Sonny is currently VP, HR Business Partner for Global Transaction Services at Citigroup and prior to that he was VP, Employee Relations. His previous posts include Head of Employee Relations at BT Openreach and Head of Private Sector at the Commission for Racial Equality as well as management posts in a variety of retail organisations. Sonny was also a Trustee of the young people’s charity, Catch 22.

 

Dorothy Thomas

Dorothy Q. Thomas is a 2008-2010 research associate at the Centre for International Relations and Diplomacy at the School for Oriental and African Studies. From September 2007-August 2008, she was a visiting fellow at the London School of Economics’ Centre for the Study of Human Rights. She is a 1998 Macarthur Fellow and a 1995 Bunting Fellow of the Radcliffe Institute for Advanced Study at Harvard University. In 1998 she received the Eleanor Roosevelt Human Rights Award from President Bill Clinton. Until January 2007, Thomas was senior program advisor to the U.S. Human Rights Fund, a collaborative grant making initiative that supports domestic human rights work in the United States. From 1990 – 1998, she served as the founding director of the Human Rights Watch Women’s Rights Division. She is a member of the Board of the British Institute for Human Rights and the Ms.
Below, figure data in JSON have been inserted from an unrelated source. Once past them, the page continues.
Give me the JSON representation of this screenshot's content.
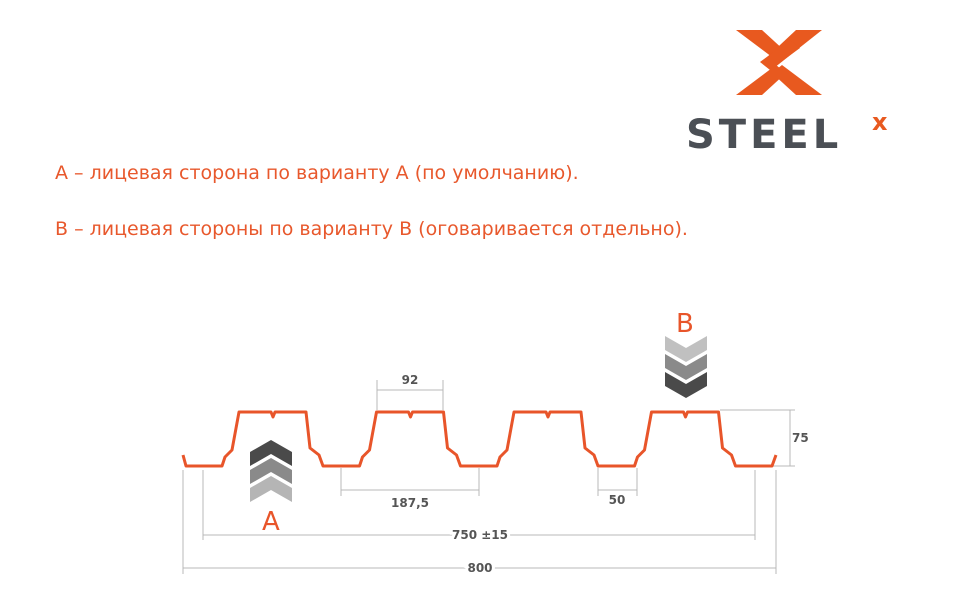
{
  "logo": {
    "text": "STEEL",
    "superscript": "x",
    "brand_color": "#e8591f",
    "text_color": "#4b4f55"
  },
  "notes": [
    "А – лицевая сторона по варианту А (по умолчанию).",
    "В – лицевая стороны по варианту В (оговаривается отдельно)."
  ],
  "diagram": {
    "profile_color": "#e8552a",
    "dimension_color": "#b8b8b8",
    "side_a_label": "A",
    "side_b_label": "B",
    "dimensions": {
      "rib_top_width": "92",
      "rib_pitch": "187,5",
      "bottom_width": "50",
      "height": "75",
      "working_width": "750 ±15",
      "total_width": "800"
    }
  }
}
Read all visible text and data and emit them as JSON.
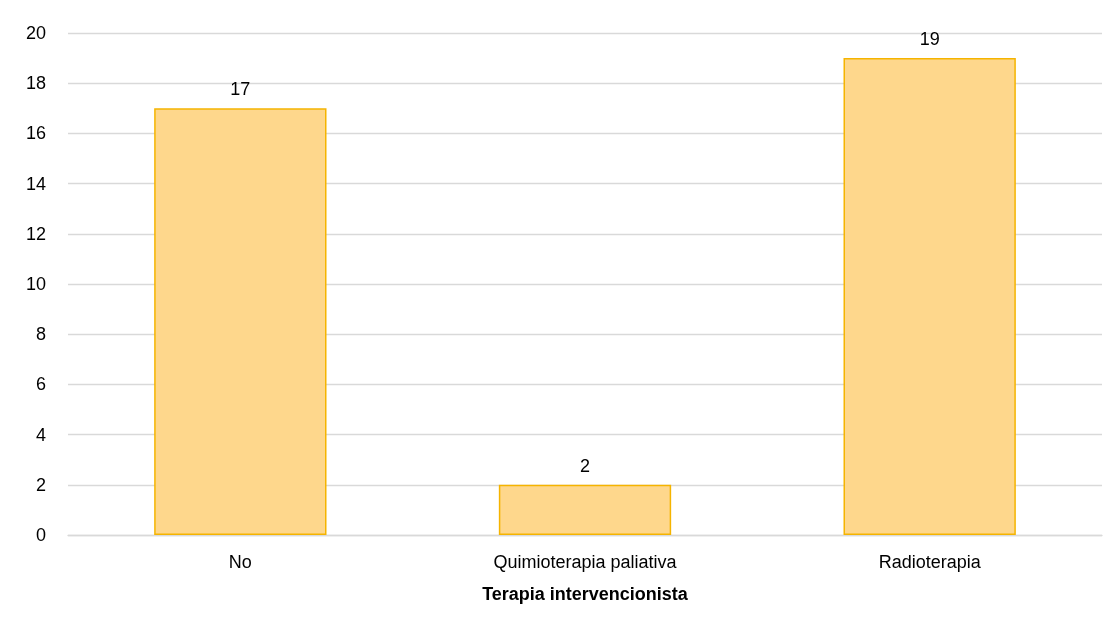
{
  "chart_data": {
    "type": "bar",
    "xlabel": "Terapia intervencionista",
    "categories": [
      "No",
      "Quimioterapia paliativa",
      "Radioterapia"
    ],
    "values": [
      17,
      2,
      19
    ],
    "color": "#fed78c",
    "data_labels": true,
    "ylim": [
      0,
      20
    ],
    "yticks": [
      0,
      2,
      4,
      6,
      8,
      10,
      12,
      14,
      16,
      18,
      20
    ],
    "grid": "y"
  }
}
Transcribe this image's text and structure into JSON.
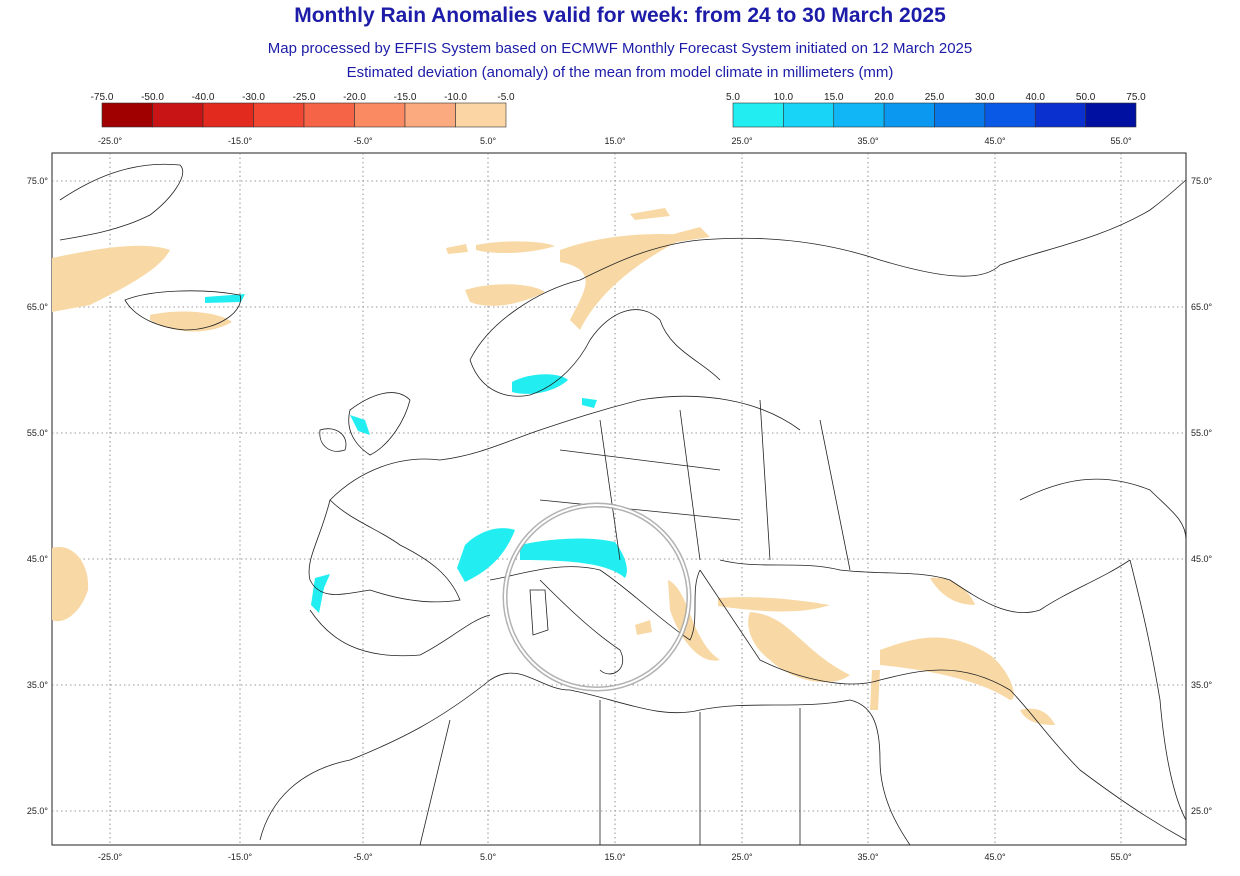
{
  "header": {
    "title": "Monthly Rain Anomalies valid for week: from 24 to 30 March 2025",
    "subtitle_1": "Map processed by EFFIS System based on ECMWF Monthly Forecast System initiated on 12 March 2025",
    "subtitle_2": "Estimated deviation (anomaly) of the mean from model climate in millimeters (mm)"
  },
  "legend_negative": {
    "labels": [
      "-75.0",
      "-50.0",
      "-40.0",
      "-30.0",
      "-25.0",
      "-20.0",
      "-15.0",
      "-10.0",
      "-5.0"
    ],
    "colors": [
      "#a00000",
      "#c81414",
      "#e22a1e",
      "#f04632",
      "#f56446",
      "#f98a62",
      "#fbaa80",
      "#fcd5a4"
    ]
  },
  "legend_positive": {
    "labels": [
      "5.0",
      "10.0",
      "15.0",
      "20.0",
      "25.0",
      "30.0",
      "40.0",
      "50.0",
      "75.0"
    ],
    "colors": [
      "#22eef2",
      "#18d4f6",
      "#10b6f6",
      "#0a98f0",
      "#0878e8",
      "#0a58e6",
      "#0a30d0",
      "#0010a0"
    ]
  },
  "longitude_labels": [
    "-25.0°",
    "-15.0°",
    "-5.0°",
    "5.0°",
    "15.0°",
    "25.0°",
    "35.0°",
    "45.0°",
    "55.0°"
  ],
  "latitude_labels": [
    "75.0°",
    "65.0°",
    "55.0°",
    "45.0°",
    "35.0°",
    "25.0°"
  ]
}
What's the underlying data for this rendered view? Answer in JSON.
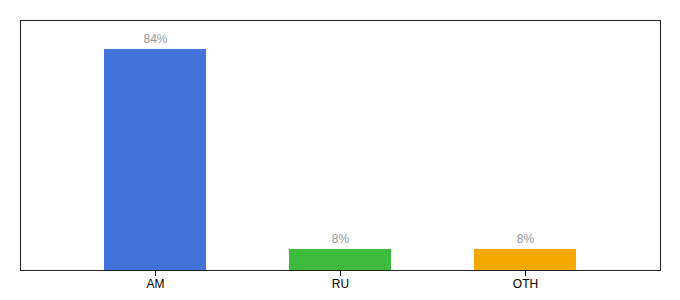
{
  "chart_data": {
    "type": "bar",
    "categories": [
      "AM",
      "RU",
      "OTH"
    ],
    "values": [
      84,
      8,
      8
    ],
    "value_labels": [
      "84%",
      "8%",
      "8%"
    ],
    "colors": [
      "#4472DB",
      "#3DBB3D",
      "#F5A800"
    ],
    "ylim": [
      0,
      95
    ],
    "data_labels": true,
    "tick_labels": "x"
  }
}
Foundation for Women, and sits on the advisory boards of the ACLU Human Rights Project, the American Constitution Society’s Human Rights Working Group, and the Human Rights Watch U.S. Program. Thomas writes and speaks frequently on human rights, including most recently “Against American Supremacy: Rebuilding a Culture of Respect for Human Rights in the United States,” in Bringing Human Rights Home, Praeger, (2008), “Ain’t I American?: Women’s Rights, Human Rights and US Identity in the 21st Century,” The Helen Pond McIntyre Lecture, Barnard College, October 30, 2007, and “Are Americans Human?: An Ex-Pat’s Guide to Progressive Politics in the United States,” the Sackler Distinguished Lecture in Human Rights, the University of Connecticut, October 22, 2009. She lives in London with her husband and two children.

 

Alan Wardle

Alan Wardle is Head of Health Promotion at the Terrence Higgins Trust. He was previously at the LGA, heading up their public affairs work from 2007 - 10. Before that he was Director for Parliamentary and Public Affairs at Stonewall for four and a half years. While there he led Stonewall's lobbying and campaigning work, including on the Civil Partnership Act, and established their policy and research function. Before that Alan was in the civil service, doing various policy, finance and private office jobs in the Department for Work and Pensions. Alan studied law, including international and domestic human rights, at the universities of Glasgow and Cambridge.